Sometimes it’s not the tale but the art of telling it which makes it great. Au Hasard Balthazar, Robert Bresson’s pièce de résistance is an animal movie unlike any. Every ten years, Sight & Sound polls a wide international selection of film critics and directors on what they consider to be the ten greatest works of cinema ever made, the 2012 list has Au Hasard Balthazar at #16. Set in the bucolic backdrop of French countryside, this allegorical tale follows the life of a donkey─ from burro to becoming beast of burden, and the inevitable end. This motion picture evokes emotions lurking so deep that you never knew they existed. At times you wonder if you are watching the movie or if the movie is watching you. Balthazar causes you to get out from the comfort of your seat and shakes you up from inside. Every black and white sequence is a sheer cinematic joy, every scene an ode. It leaves the viewer wanting more, an exclamation mark in movie making!
Timid farm girl Marie (Wiazemsky) and her donkey Balthazar have an idyllic childhood but the turn of tide takes them on separate paths. The donkey passes through several owners, most of them cruel and apathetic.
Their lives run in parallel as both get abused at the hands of humans. And as the story unfolds you see how Balthazar is the only one who is selfless. Living well within the periphery of a donkey’s life, never comes a moment where in Balthazar does something ‘extra-ordinary’, he does what a donkey does, silently bearing the brunt of callousness…accepting whatever gets thrown at him.
Poetical and plaintive in its rendition, it’s only with death that Balthazar returns to peace that he had as a burro. The piano score bySchubert justifies the tranquility of a demisemarred by prolong abuse, like an elegy for the saintly donkey.Noted film critic and director Godard’s hailed Au hasard Balthazar “the world in an hour and a half” and that “everyone who sees this film will be absolutely astonished” and true he was! It offers cinematic joy, so rare and precious that a viewer, enchanted by the imagery, feels at once fortunate for having experienced it and remorseful for the plight of the poor thing.

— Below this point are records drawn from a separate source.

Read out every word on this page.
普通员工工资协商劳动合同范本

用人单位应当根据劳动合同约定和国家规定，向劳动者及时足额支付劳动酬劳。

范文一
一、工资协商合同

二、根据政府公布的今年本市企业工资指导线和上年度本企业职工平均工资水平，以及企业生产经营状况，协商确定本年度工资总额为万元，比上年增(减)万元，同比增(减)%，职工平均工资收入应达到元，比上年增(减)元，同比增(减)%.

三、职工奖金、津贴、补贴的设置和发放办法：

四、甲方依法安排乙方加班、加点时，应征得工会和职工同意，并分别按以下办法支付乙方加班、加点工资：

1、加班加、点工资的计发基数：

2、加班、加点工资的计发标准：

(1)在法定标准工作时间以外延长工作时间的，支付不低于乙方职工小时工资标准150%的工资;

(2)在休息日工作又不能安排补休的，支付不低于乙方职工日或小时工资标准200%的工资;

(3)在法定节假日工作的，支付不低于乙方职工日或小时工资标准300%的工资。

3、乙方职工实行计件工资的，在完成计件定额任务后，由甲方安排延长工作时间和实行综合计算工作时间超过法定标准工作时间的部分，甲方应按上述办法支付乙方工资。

Roger Ebert aptly quotes, “Balthazar is not one of those cartoon animals that can talk and sing and is a human with four legs. Balthazar is a donkey and it is as simple as that. The genius of Bresson’s approach is that he never gives us a single moment that could be described as one of Balthazar’s “reaction shots.” Other movie animals may roll their eyes or stomp their hooves, but Balthazar simply walks or waits, regarding everything with the clarity of a donkey who knows it is a beast of burden, and that its life consists of either bearing or not bearing, of feeling pain or not feeling pain, or even feeling pleasure. All of these things are equally beyond its control.”
If you don’t think it impertinent of a dog to lecture a human then take my word and allow yourself the bliss of this donkey’s bray. For what torrid fates equines encounter is none for us to take. I hope when you see a donkey next, if not anything else, let it be kindness with which you pass it by. And the haunting question that Balthazar poses isn’t- if there is a god but the hypothesis that he exists but has renounced us. And by the time the screen fades to black, you are left wondering if the ‘beast’ were human(s).